To start it would be handy to have a few use cases. If I look at the
Picard definition of a SAMRecord, see

  http://picard.sourceforge.net/javadoc/net/sf/samtools/SAMRecord.html

it just dumps the data into a structure. Like with the CIGARString field. 

That is very low level, but may be enough for BioLib. A SAM file
is most likely one unit. If there are more we should read them in as
an iterator - these can be large files and you don't want everything
in memory all the time.

So, a first use-case would be to read a BAM/SAM file into raw records,
using an iterator.
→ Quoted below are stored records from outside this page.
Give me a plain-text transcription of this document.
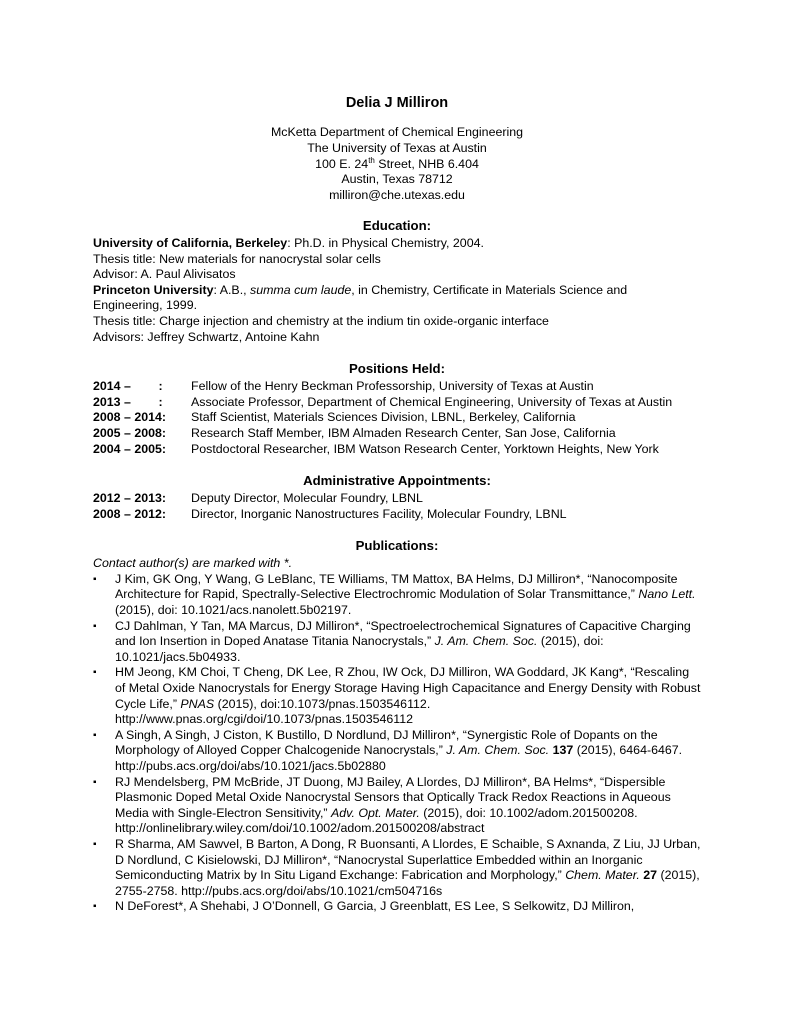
Delia J Milliron
McKetta Department of Chemical Engineering
The University of Texas at Austin
100 E. 24th Street, NHB 6.404
Austin, Texas 78712
milliron@che.utexas.edu
Education:
University of California, Berkeley: Ph.D. in Physical Chemistry, 2004.
Thesis title: New materials for nanocrystal solar cells
Advisor: A. Paul Alivisatos
Princeton University: A.B., summa cum laude, in Chemistry, Certificate in Materials Science and Engineering, 1999.
Thesis title: Charge injection and chemistry at the indium tin oxide-organic interface
Advisors: Jeffrey Schwartz, Antoine Kahn
Positions Held:
2014 –        :	Fellow of the Henry Beckman Professorship, University of Texas at Austin
2013 –        :	Associate Professor, Department of Chemical Engineering, University of Texas at Austin
2008 – 2014:	Staff Scientist, Materials Sciences Division, LBNL, Berkeley, California
2005 – 2008:	Research Staff Member, IBM Almaden Research Center, San Jose, California
2004 – 2005:	Postdoctoral Researcher, IBM Watson Research Center, Yorktown Heights, New York
Administrative Appointments:
2012 – 2013:	Deputy Director, Molecular Foundry, LBNL
2008 – 2012:	Director, Inorganic Nanostructures Facility, Molecular Foundry, LBNL
Publications:
Contact author(s) are marked with *.
▪ J Kim, GK Ong, Y Wang, G LeBlanc, TE Williams, TM Mattox, BA Helms, DJ Milliron*, “Nanocomposite Architecture for Rapid, Spectrally-Selective Electrochromic Modulation of Solar Transmittance,” Nano Lett. (2015), doi: 10.1021/acs.nanolett.5b02197.
▪ CJ Dahlman, Y Tan, MA Marcus, DJ Milliron*, “Spectroelectrochemical Signatures of Capacitive Charging and Ion Insertion in Doped Anatase Titania Nanocrystals,” J. Am. Chem. Soc. (2015), doi: 10.1021/jacs.5b04933.
▪ HM Jeong, KM Choi, T Cheng, DK Lee, R Zhou, IW Ock, DJ Milliron, WA Goddard, JK Kang*, “Rescaling of Metal Oxide Nanocrystals for Energy Storage Having High Capacitance and Energy Density with Robust Cycle Life,” PNAS (2015), doi:10.1073/pnas.1503546112. http://www.pnas.org/cgi/doi/10.1073/pnas.1503546112
▪ A Singh, A Singh, J Ciston, K Bustillo, D Nordlund, DJ Milliron*, “Synergistic Role of Dopants on the Morphology of Alloyed Copper Chalcogenide Nanocrystals,” J. Am. Chem. Soc. 137 (2015), 6464-6467. http://pubs.acs.org/doi/abs/10.1021/jacs.5b02880
▪ RJ Mendelsberg, PM McBride, JT Duong, MJ Bailey, A Llordes, DJ Milliron*, BA Helms*, “Dispersible Plasmonic Doped Metal Oxide Nanocrystal Sensors that Optically Track Redox Reactions in Aqueous Media with Single-Electron Sensitivity,” Adv. Opt. Mater. (2015), doi: 10.1002/adom.201500208. http://onlinelibrary.wiley.com/doi/10.1002/adom.201500208/abstract
▪ R Sharma, AM Sawvel, B Barton, A Dong, R Buonsanti, A Llordes, E Schaible, S Axnanda, Z Liu, JJ Urban, D Nordlund, C Kisielowski, DJ Milliron*, “Nanocrystal Superlattice Embedded within an Inorganic Semiconducting Matrix by In Situ Ligand Exchange: Fabrication and Morphology,” Chem. Mater. 27 (2015), 2755-2758. http://pubs.acs.org/doi/abs/10.1021/cm504716s
▪ N DeForest*, A Shehabi, J O’Donnell, G Garcia, J Greenblatt, ES Lee, S Selkowitz, DJ Milliron,
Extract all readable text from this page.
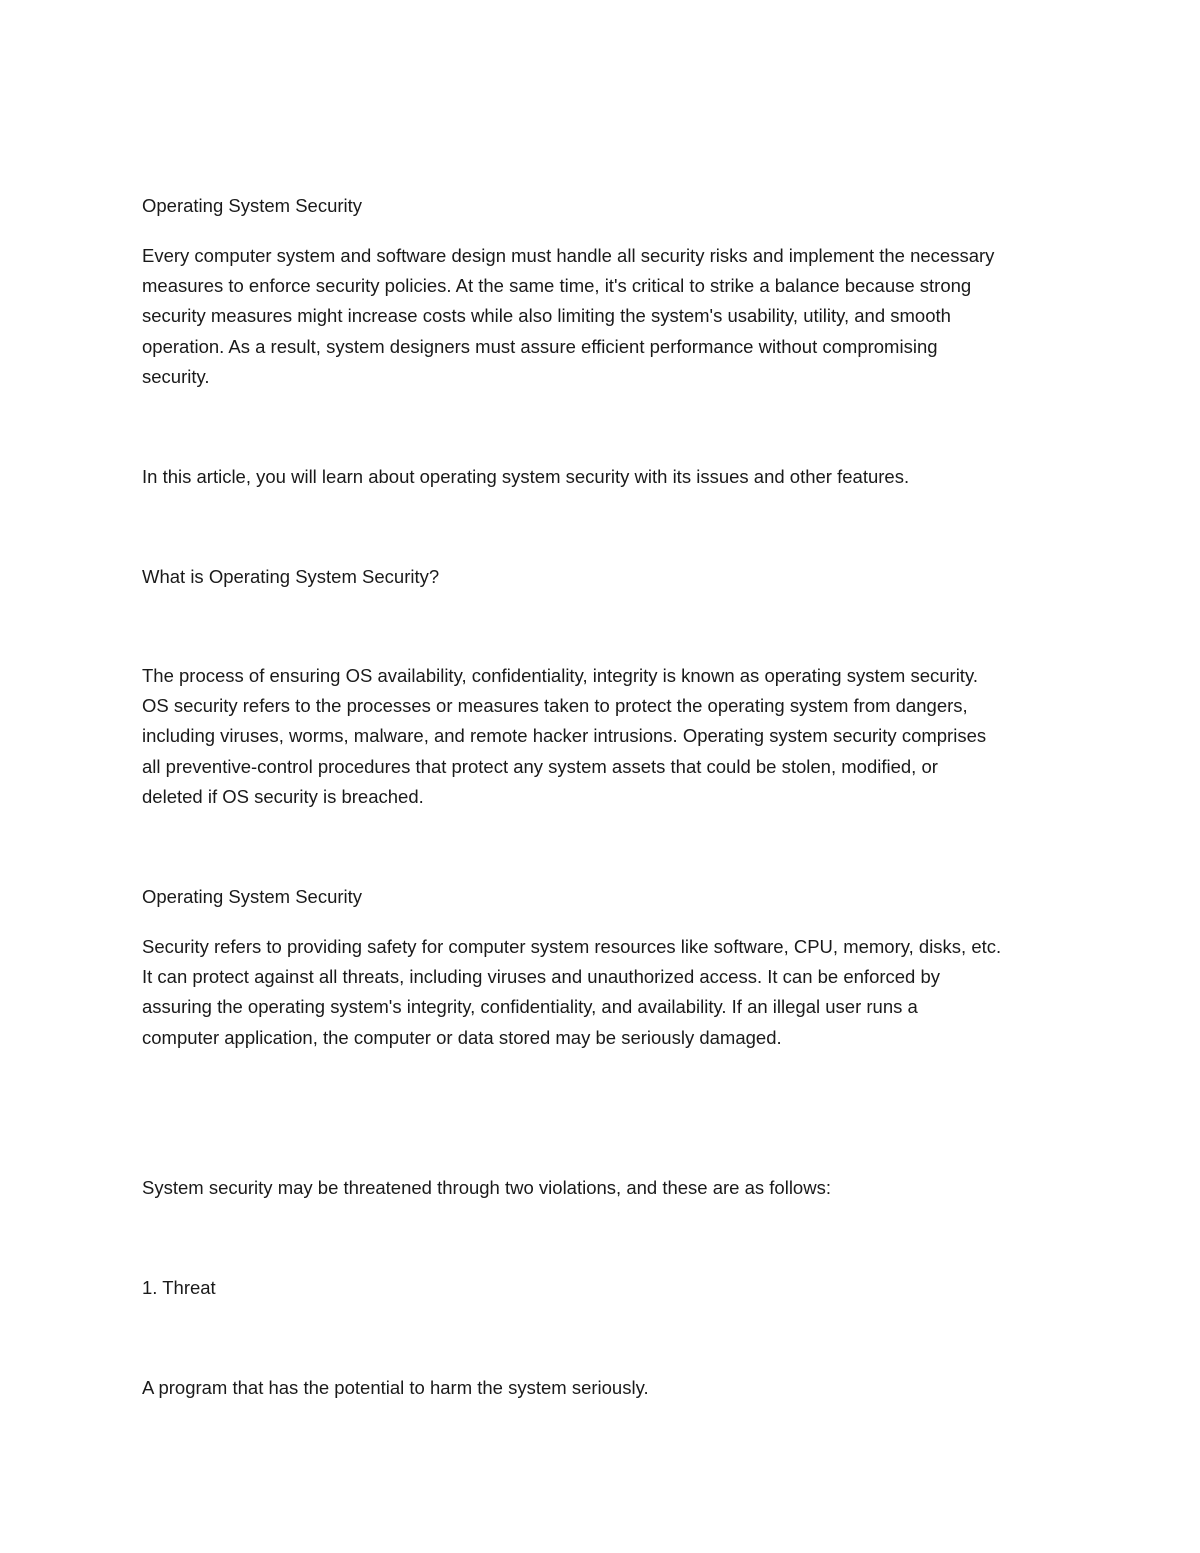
Operating System Security

Every computer system and software design must handle all security risks and implement the necessary
measures to enforce security policies. At the same time, it's critical to strike a balance because strong
security measures might increase costs while also limiting the system's usability, utility, and smooth
operation. As a result, system designers must assure efficient performance without compromising
security.

In this article, you will learn about operating system security with its issues and other features.

What is Operating System Security?

The process of ensuring OS availability, confidentiality, integrity is known as operating system security.
OS security refers to the processes or measures taken to protect the operating system from dangers,
including viruses, worms, malware, and remote hacker intrusions. Operating system security comprises
all preventive-control procedures that protect any system assets that could be stolen, modified, or
deleted if OS security is breached.

Operating System Security

Security refers to providing safety for computer system resources like software, CPU, memory, disks, etc.
It can protect against all threats, including viruses and unauthorized access. It can be enforced by
assuring the operating system's integrity, confidentiality, and availability. If an illegal user runs a
computer application, the computer or data stored may be seriously damaged.

System security may be threatened through two violations, and these are as follows:

1. Threat

A program that has the potential to harm the system seriously.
Right?

Pj.

On Thu, Jul 15, 2010 at 09:35:32AM -0500, Chris Fields wrote:
> Peter brought this up at BOSC during my talk, re: our alignment
> refactoring going on in relation to GSoC.  Currently, we have
> Lincoln's SAMTools and UCSC-related perl distributions on CPAN for
> our needs, but a common toolkit would be nice.

> Also (somewhat related, and another leftover from BOSC), Jim Procter
> raised the issue several time on how we intend on dealing with large
> protein alignments or richly annotated alignment data, e.g.
> Pfam/Rfam and stockholm (his interests were related to Jalview, but
> it's a common concern).  We do this in-memory in BioPerl, in a
> semi-hackish way, but a common SAMTools-like way would be nice.